Ziyad Saleem

Personal information
- Born: March 24, 2003 (age 23) Milwaukee, Wisconsin, U.S.
- Education: University of California, Berkeley
- Height: 6 ft 3 in (191 cm)
- Weight: 180 lb (82 kg)

Sport
- Country: Sudan
- Sport: Swimming
- Strokes: Backstroke
- College team: California Golden Bears

Medal record
Men's swimming
Representing Sudan
African Championships
| Gold medal – first place | 2024 Luanda | 100 m backstroke |
| Gold medal – first place | 2024 Luanda | 200 m backstroke |
| Silver medal – second place | 2024 Luanda | 50 m backstroke |
Islamic Solidarity Games
| Silver medal – second place | 2021 Konya | 200 m backstroke |
| Bronze medal – third place | 2021 Konya | 100 m backstroke |

= Ziyad Saleem =

Sudanese-American swimmer

Ziyad Saleem (born 24 March 2003) is a Sudanese-American swimmer. Born in the United States, he competes internationally for Sudan. He competed at the 2024 Summer Olympics.

==Early life==
Saleem was born on 24 March 2003 in Milwaukee, Wisconsin, being one of three children. His parents and much of his family comes from Sudan, with most having fled the country due to war. He has dual Sudanese-American citizenship. He began swimming at a young age, with his parents having enrolled him in a course at age three.

Saleem attended Rufus King International High School in Milwaukee where he competed for the swimming team, being a four-time finalist in the Wisconsin DI state championships. As a junior, he won the 100m backstroke event at the Wisconsin DI championships with a time of 49.3 seconds. He was a USA Swimming Scholastic All-American in 2020. Saleem also competed for the Schroeder YMCA swimming team. He was a finalist in the 100m and 200m at the 2019 Minneapolis Sectional tournament, competed at the 2019 Junior Nationals and won the 200m backstroke event at the 2020 Wisconsin 13&O Championships.

Saleem signed to swim in college for the California Golden Bears.

==College career==
Saleem competed for California as a freshman in the 2021–22 season, being a member of the California team that won the Pac-12 Conference championship and the National Collegiate Athletic Association (NCAA) national championship. In 2022–23, he competed at the Pac-12 Championships and reached the finals of the 100m backstroke event. He helped the Golden Bears win another team NCAA national championship in 2023.

==International career==
Saleem competes internationally for Sudan. In 2019, he competed at the CANA Junior African Championships in Tunisia, winning three silver medals (in the 50, 100 and 200 backstroke) and being the first Sudanese since the country's independence to advance to the finals of an event. In 2021, he won three gold medals at the Arab Swimming Age Group Championships, and he also participated at the FINA World Swimming Championships (25m) that year for Sudan.

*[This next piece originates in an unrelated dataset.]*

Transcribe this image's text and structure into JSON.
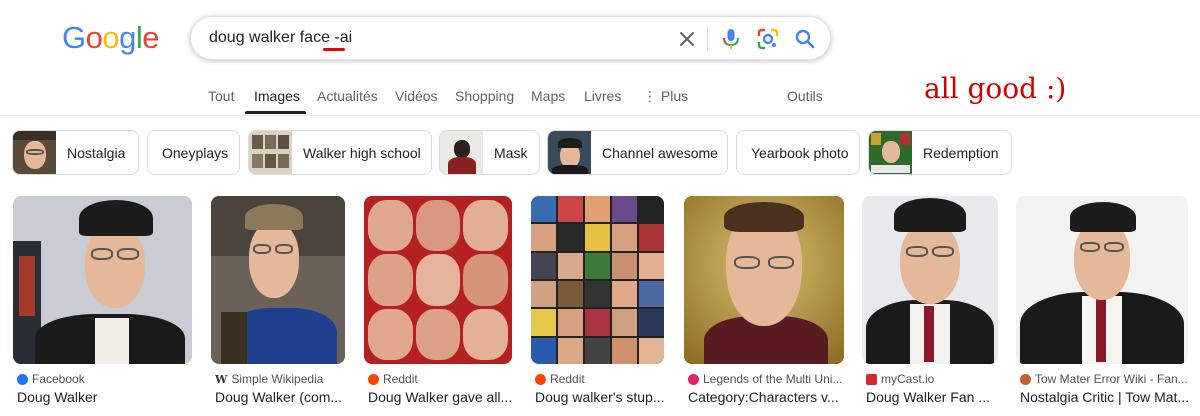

Saleem competed at the FINA World Championships in 2022 and won a silver and bronze medal at the 2021 Islamic Solidarity Games (held in 2022). He also won a silver and bronze medal at the 2022 African Swimming Championships. He placed 24th in the 200m backstroke at the 2023 World Aquatics Championships. In 2024, he won a total of three medals – two gold (100m, 200m backstroke) and one silver (50m backstroke) – at the African Swimming Championships. He became Sudan's first-ever gold medalist at the event.

Saleem later received a spot to represent Sudan at the 2024 Summer Olympics. Competing in the 200m backstroke, where he placed 9th. ,.